The House of Representatives approved a bill that aims to implement extensive background checks for anyone working in public schools. Although the bill was largely unopposed, aspects of it raise eyebrows.
Yesterday, a voice vote passed H.R. 2083, or The Protecting Students from Sexual and Violent Predators Act. The bill, which now moves on to the Senate, would require an extensive background check of anyone who works in a public school. Administrators would be required to comb through the FBI fingerprint database, the National Sex Offender Registry, and local registries. For good measure, H.R. 2083 would require periodically re-checking peoples' background. Refusing to consent to the background check would automatically disqualify an individual from working not just as a teacher, but as any professional in the school who may have unsupervised contact with students. This would range from administrators, to cafeteria workers, custodians, and even contractors.
Furthermore, although the H.R. 2083 is touted largely as a means of protecting children from sexual predators, the bill casts a wide net that includes many whose crimes have nothing to do with hurting kids. Also prohibited from working in schools would be individuals convicted of child pornography crimes (which, as Reason's Jacob Sullum has pointed out, are not as indicative of other sexual crimes as conventional wisdom would have it), as well as spousal abusers, arsonists, and drug-related offenders.

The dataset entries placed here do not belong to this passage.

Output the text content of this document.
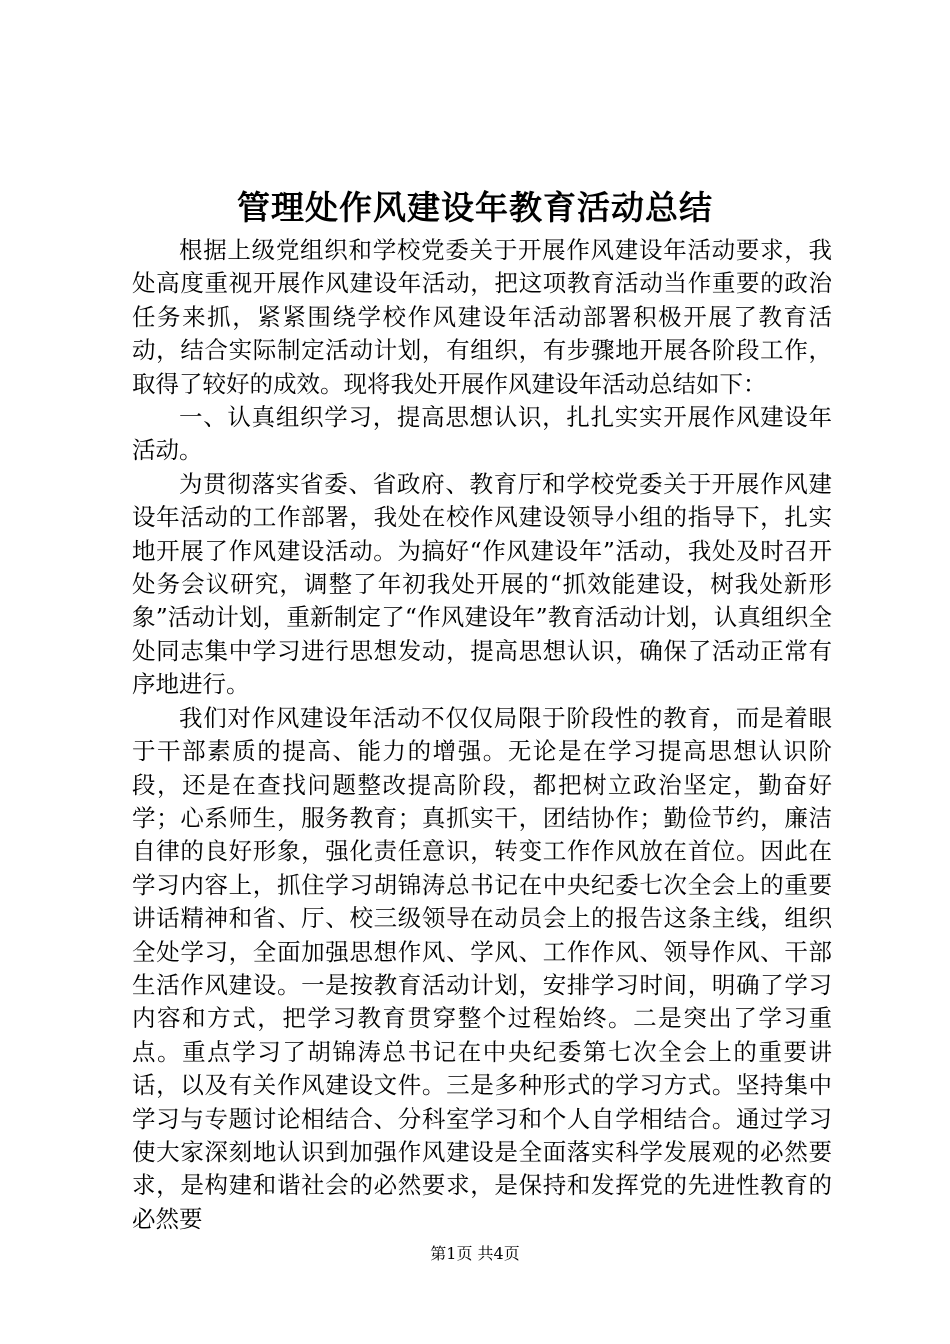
管理处作风建设年教育活动总结

根据上级党组织和学校党委关于开展作风建设年活动要求，我处高度重视开展作风建设年活动，把这项教育活动当作重要的政治任务来抓，紧紧围绕学校作风建设年活动部署积极开展了教育活动，结合实际制定活动计划，有组织，有步骤地开展各阶段工作，取得了较好的成效。现将我处开展作风建设年活动总结如下：

一、认真组织学习，提高思想认识，扎扎实实开展作风建设年活动。

为贯彻落实省委、省政府、教育厅和学校党委关于开展作风建设年活动的工作部署，我处在校作风建设领导小组的指导下，扎实地开展了作风建设活动。为搞好“作风建设年”活动，我处及时召开处务会议研究，调整了年初我处开展的“抓效能建设，树我处新形象”活动计划，重新制定了“作风建设年”教育活动计划，认真组织全处同志集中学习进行思想发动，提高思想认识，确保了活动正常有序地进行。

我们对作风建设年活动不仅仅局限于阶段性的教育，而是着眼于干部素质的提高、能力的增强。无论是在学习提高思想认识阶段，还是在查找问题整改提高阶段，都把树立政治坚定，勤奋好学；心系师生，服务教育；真抓实干，团结协作；勤俭节约，廉洁自律的良好形象，强化责任意识，转变工作作风放在首位。因此在学习内容上，抓住学习胡锦涛总书记在中央纪委七次全会上的重要讲话精神和省、厅、校三级领导在动员会上的报告这条主线，组织全处学习，全面加强思想作风、学风、工作作风、领导作风、干部生活作风建设。一是按教育活动计划，安排学习时间，明确了学习内容和方式，把学习教育贯穿整个过程始终。二是突出了学习重点。重点学习了胡锦涛总书记在中央纪委第七次全会上的重要讲话，以及有关作风建设文件。三是多种形式的学习方式。坚持集中学习与专题讨论相结合、分科室学习和个人自学相结合。通过学习使大家深刻地认识到加强作风建设是全面落实科学发展观的必然要求，是构建和谐社会的必然要求，是保持和发挥党的先进性教育的必然要

第1页 共4页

The overwhelming sentiment is that the law must be passed for the children. The Associated Press quotes Rep. George Miller (D-Calif.), the bill's chief sponsor, as saying, "Keeping children safe is not a partisan issue. It's a moral obligation." Rep. John Kline (R-Minn.) reiterated the sentiment in a press release. The Hill lauded the bill as an opportunity for the House to "practice the long-forgotten art of working together."
However, not all representatives believe this will be an effective measure. Rep. Keith Ellison (D-Minn.) hopes to alter the bill, because he is hesitant about "imposing lifetime bans and ignoring the ability of people to overcome criminal backgrounds." Again, Jacob Sullum has extensively covered the issues of recidivism and restricting convicts ability to reintigrate into society.
The National Education Association (NEA) also voiced a two-pronged opposition to the bill. In a letter to Congress, the NEA suggested that background checks would disproportionately impact racial minorities. They also pointed out that "H.R. 2083, while well intentioned, may run counter to existing state laws."